CONTRIBUTION DE M. DENIS BAUPIN, VICE-PRÉSIDENT DE L'ASSEMBLÉE NATIONALE, ET DE MME CORINNE BOUCHOUX, SÉNATRICE
Pourquoi nous avons voté contre l'adoption de ce rapport
Membres de l'Office parlementaire d'évaluation des choix scientifiques et technologiques (OPECST), nous nous sommes opposés, mardi 26 novembre 2013, à l'adoption du rapport relatif aux « techniques alternatives à la fracturation hydraulique pour l'exploration et l'exploitation des hydrocarbures non conventionnels ».
Selon nous, ce rapport vise à relancer une énième fois le débat sur les gaz de schiste en France, sur la base d'un parti pris minimisant les impacts environnementaux et économiques.
Alors même que l'objet du rapport portait sur la recherche de techniques alternatives à la fracturation hydraulique, les rapporteurs les renvoient toutes à d'improbables études ultérieures, et confirment qu'aucune ne se révèle pertinente d'un point de vue environnemental et économique.
Ce rapport fait l'apologie de la fracturation hydraulique, présentée comme ayant finalement des impacts dorénavant maîtrisables, mais sans jamais préciser à quel coût et au regard de quels critères.
Nous avons contesté les conclusions de ce rapport sur le fond et sur la forme.
Sur le fond, ce rapport présente avec un a priori positif systématique l'usage des gaz de schiste, négligeant :
- leur impact négatif en matière de gaz à effet de serre, alors même que la France vient de se voir confier l'organisation de la conférence climat de 2015 et qu'elle s'est engagée à diviser par quatre ses émissions de gaz à effet de serre à l'horizon 2050
- l'engagement du Président de la République de réduire de 30% notre dépendance aux énergies fossiles d'ici 2030, qui passe par une transition énergétique sobre en énergie fossile ;
- l'absence de pertinence économique, alors même que le rapport mentionne les études reconnaissant que le modèle économique américain des gaz de schiste n'est pas reproductible en France, que l'exploitation en France n'aurait aucun impact de baisse des prix du gaz, et que l'interdiction de la fracturation hydraulique n'a pas d'impact économique négatif.
Sur la forme, nous regrettons le caractère partial du choix des auditions menées : plus de 80 % des personnes auditionnées sont favorables aux gaz de schiste et l'on peine à trouver la présence d'experts critiques.

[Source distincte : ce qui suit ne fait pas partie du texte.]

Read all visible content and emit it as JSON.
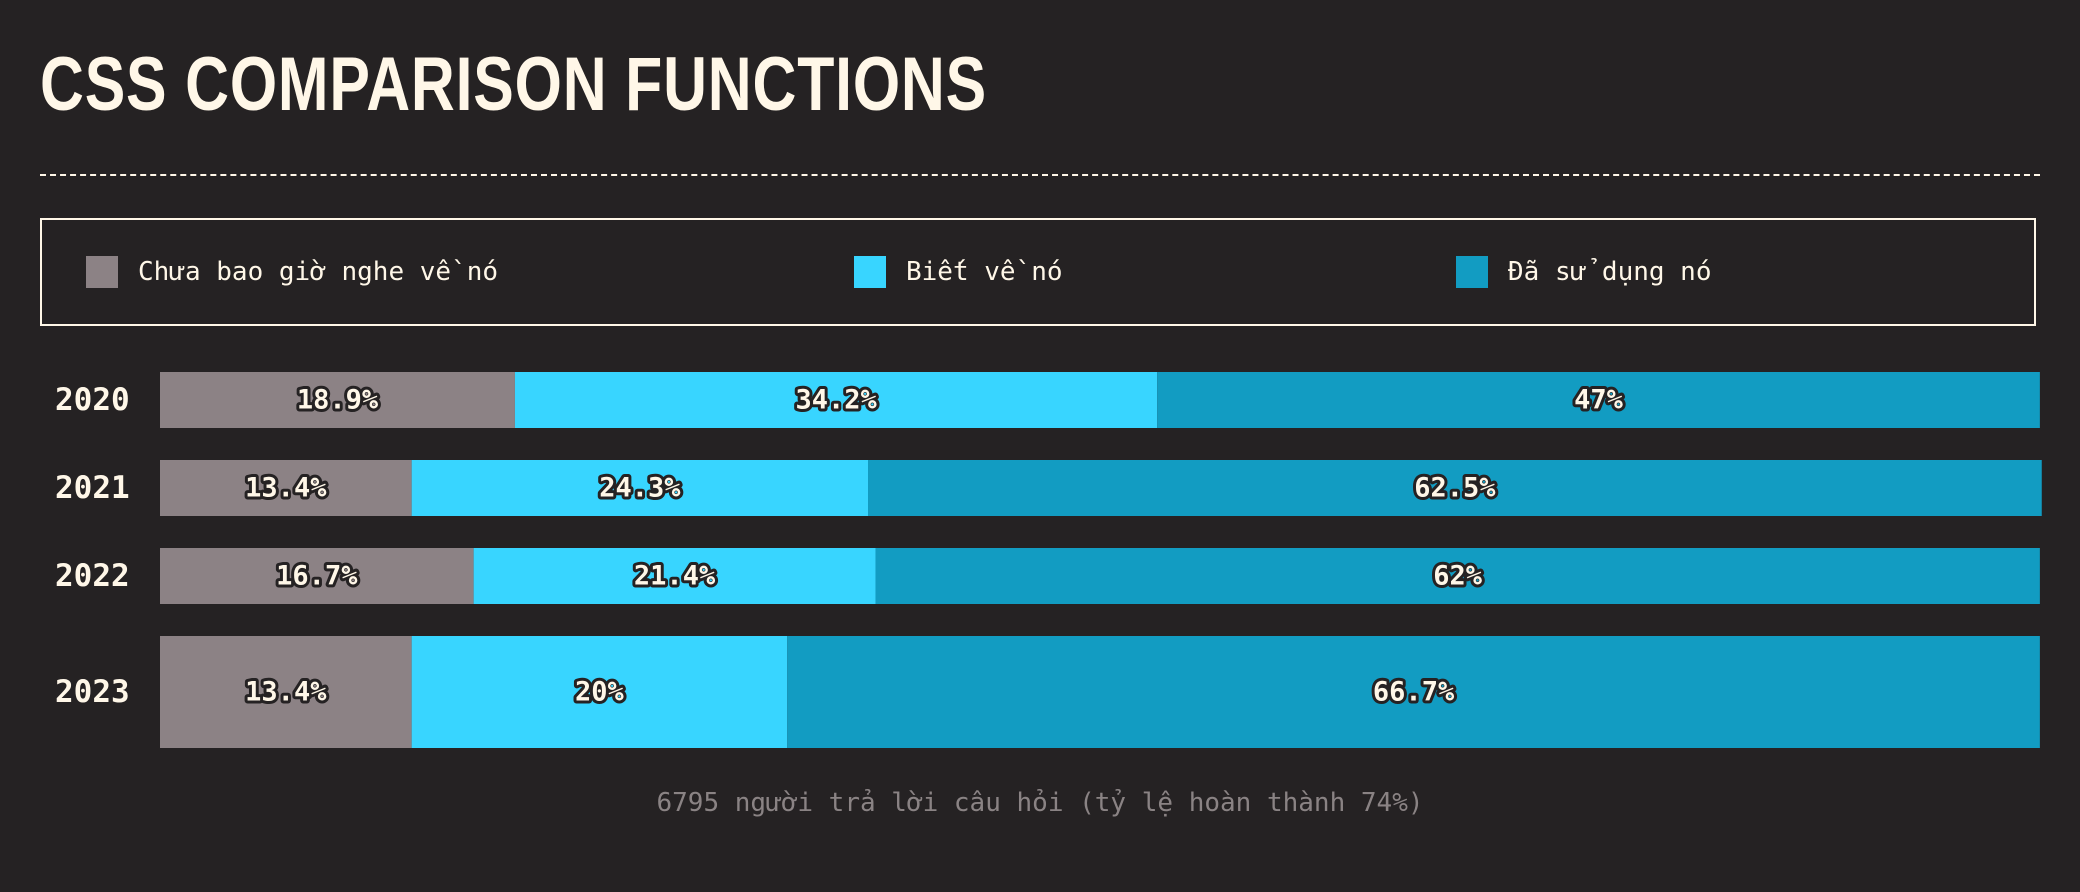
{
  "title": "CSS COMPARISON FUNCTIONS",
  "legend": [
    {
      "label": "Chưa bao giờ nghe về nó",
      "color": "#8c8285"
    },
    {
      "label": "Biết về nó",
      "color": "#38d5ff"
    },
    {
      "label": "Đã sử dụng nó",
      "color": "#129cc2"
    }
  ],
  "caption": "6795 người trả lời câu hỏi (tỷ lệ hoàn thành 74%)",
  "chart_data": {
    "type": "bar",
    "orientation": "horizontal",
    "stacked": true,
    "categories": [
      "2020",
      "2021",
      "2022",
      "2023"
    ],
    "series": [
      {
        "name": "Chưa bao giờ nghe về nó",
        "color": "#8c8285",
        "values": [
          18.9,
          13.4,
          16.7,
          13.4
        ],
        "labels": [
          "18.9%",
          "13.4%",
          "16.7%",
          "13.4%"
        ]
      },
      {
        "name": "Biết về nó",
        "color": "#38d5ff",
        "values": [
          34.2,
          24.3,
          21.4,
          20
        ],
        "labels": [
          "34.2%",
          "24.3%",
          "21.4%",
          "20%"
        ]
      },
      {
        "name": "Đã sử dụng nó",
        "color": "#129cc2",
        "values": [
          47,
          62.5,
          62,
          66.7
        ],
        "labels": [
          "47%",
          "62.5%",
          "62%",
          "66.7%"
        ]
      }
    ],
    "xlim": [
      0,
      100
    ],
    "grid": false,
    "legend_position": "top"
  }
}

Malgré quelques précautions de langage, entre minimisation des risques et "euphémisation" des dangers, ce rapport prend, par ailleurs, le risque de banaliser l'utilisation de techniques dangereuses et irresponsables. Des techniques comme l'utilisation du propane sont promues sans aucun bilan de rendement ni évaluation des substances toxiques introduites ou libérées en sous-sol. Le rapport ne fournit aucune cartographie précise sur la faisabilité éventuelle de prospections et de futures exploitations sur l'ensemble du territoire. Les nappes phréatiques, forêts, terres cultivables, zones habitées ne sont jamais prises en compte, tout comme le caractère fini des réserves, la brièveté de l'exploitation éventuelle, en comparaison avec l'énergie dépensée pour la fracturation et les dommages irréversibles pour l'environnement et l'eau potable.
Ce rapport fait la démonstration qu'il n'existe pas de technique "propre", sans émission de gaz à effet de serre, d'utilisation des gaz de schiste. La notion d'utilisation « propre » des gaz de schiste est donc totalement illusoire.
Le 11 octobre 2013, le Conseil constitutionnel a validé sans aucune réserve la loi de 2011 qui interdit la fracturation hydraulique et, du même coup, l'exploitation des gaz et des huiles de schiste sur tout le territoire national. « Reconnaissant l'existence des risques avérés que cette technique fait peser sur l'environnement, cette décision ôte tout caractère nécessaire à l'évaluation de l'impact qu'entraîne la fracturation hydraulique », a confirmé, à l'Assemblée nationale, Mme Najat Vallaud Belkacem, porte-parole du Gouvernement, lors de la séance des questions au Gouvernement, le 27 novembre 2013, jour où le rapport de l'OPECST a été rendu public.
Plus que jamais, nous pensons que la France doit s'engager dans une transition énergétique qui tourne le dos aux énergies fossiles et fissiles et consacrer ses recherches aux énergies renouvelables et à l'efficacité énergétique.